The so-called S-1 filling doesn’t say whether payment costs are rising in exact lockstep with ride volume. Payment fees are listed in a line item called cost of revenue that also includes insurance, where bills are rising even faster than payment fees, and hosting and platform-related technology expenses. In all, cost of revenue totaled $1.24 billion in 2018, up 89% from $659.5 million in 2017, when costs rose 136% from 2016. Higher costs in the three categories all “were driven by significant growth in the number of rides,” the filing says.
Lyft drivers have provided more than 1 billion rides since the service launched in 2012. Most rides are paid through credit and debit cards via Lyft’s mobile app, or through third-party payment services. The IPO filing outlines several ways in which Lyft is trying to rein in payment costs.
“In 2018, we added an additional payment processor for credit and debit card transactions,” the filing says. “We expect the fees paid to this additional payment processor will be lower than our other primary provider.” The filing names neither provider, but San Francisco-based e-commerce processor Stripe counts Lyft as one of its customers.
Lyft also said it is revising its transaction workflows to avoid incremental fees. “For example, we are updating our payment processing to capture a ride fare and tip as a single transaction rather than two separate transactions with two separate processing fees,” the filing says.
That effort echoes a plea a Lyft executive made at a Chicago conference last summer in which he called on the payment card networks to revise their procedures to accommodate new gig-economy companies such as Lyft.
“Lyft is a high-volume business with a lot of transactions; they appear to have reached the point where they can successfully lower their cost per transaction,” e-commerce researcher Thad Peterson, a senior analyst at Boston-based Aite Group LLC, tells Digital Transactions News by email. “Combining the fare with the tip will also consolidate their volume and increase the efficiency of their payment operation.”
Lyft also indicated it’s ready to bargain for lower interchange, and might even introduce its own payment-related services. “Over time we intend to lower costs of significant portions of our portfolio by negotiating private interchange rates with larger financial institutions and by possibly creating our own payment products,” the filing says. The document doesn’t offer details, and a Lyft spokesperson did not respond to a Digital Transactions News request for comment.

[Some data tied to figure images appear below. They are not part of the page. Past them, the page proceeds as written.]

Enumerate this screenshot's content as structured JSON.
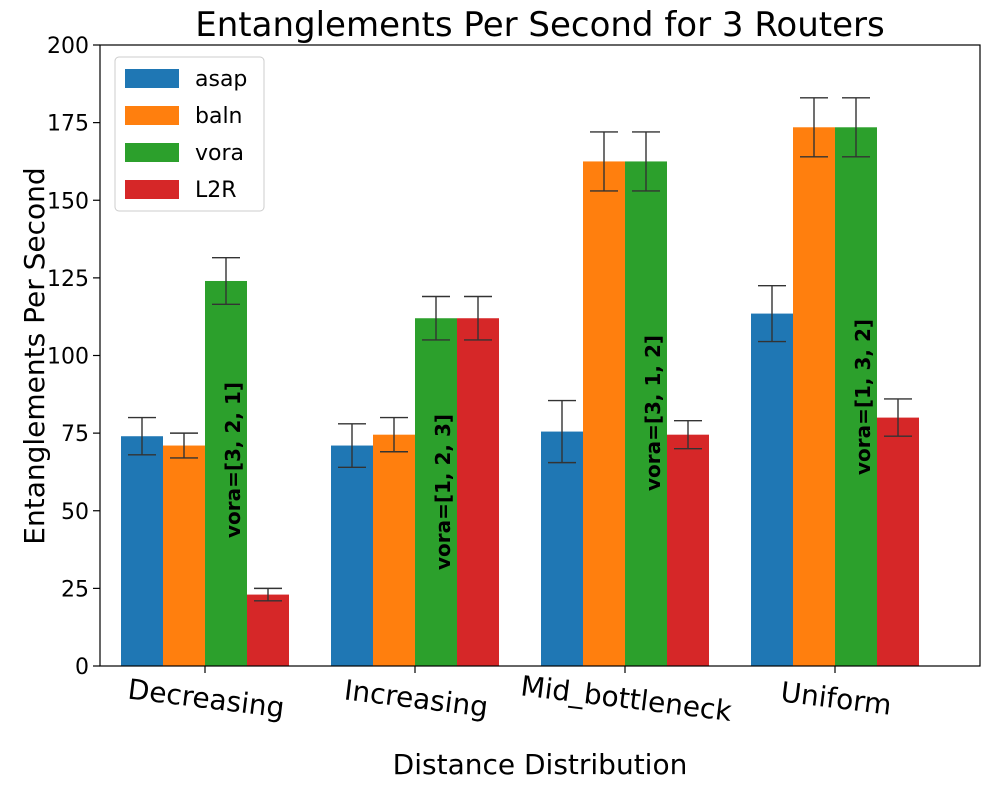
{
  "chart_data": {
    "type": "bar",
    "title": "Entanglements Per Second for 3 Routers",
    "xlabel": "Distance Distribution",
    "ylabel": "Entanglements Per Second",
    "ylim": [
      0,
      200
    ],
    "yticks": [
      0,
      25,
      50,
      75,
      100,
      125,
      150,
      175,
      200
    ],
    "categories": [
      "Decreasing",
      "Increasing",
      "Mid_bottleneck",
      "Uniform"
    ],
    "series": [
      {
        "name": "asap",
        "color": "#1f77b4",
        "values": [
          74,
          71,
          75.5,
          113.5
        ],
        "errors": [
          6,
          7,
          10,
          9
        ]
      },
      {
        "name": "baln",
        "color": "#ff7f0e",
        "values": [
          71,
          74.5,
          162.5,
          173.5
        ],
        "errors": [
          4,
          5.5,
          9.5,
          9.5
        ]
      },
      {
        "name": "vora",
        "color": "#2ca02c",
        "values": [
          124,
          112,
          162.5,
          173.5
        ],
        "errors": [
          7.5,
          7,
          9.5,
          9.5
        ]
      },
      {
        "name": "L2R",
        "color": "#d62728",
        "values": [
          23,
          112,
          74.5,
          80
        ],
        "errors": [
          2,
          7,
          4.5,
          6
        ]
      }
    ],
    "annotations": [
      "vora=[3, 2, 1]",
      "vora=[1, 2, 3]",
      "vora=[3, 1, 2]",
      "vora=[1, 3, 2]"
    ],
    "legend": "top-left",
    "grid": false
  }
}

“As company revenue increases so too do their payment expenses, and as they achieve scale it’s logical to explore both lower-cost alternatives as well as additional feature functionality that adds value,” says Peterson.
Lyft reported 2018 revenues of $2.16 billion, more than double 2017’s $1.06 billion. Its loss, however, increased to $911.3 million compared with a loss of $688.3 million the year before. The date of the IPO has not been set.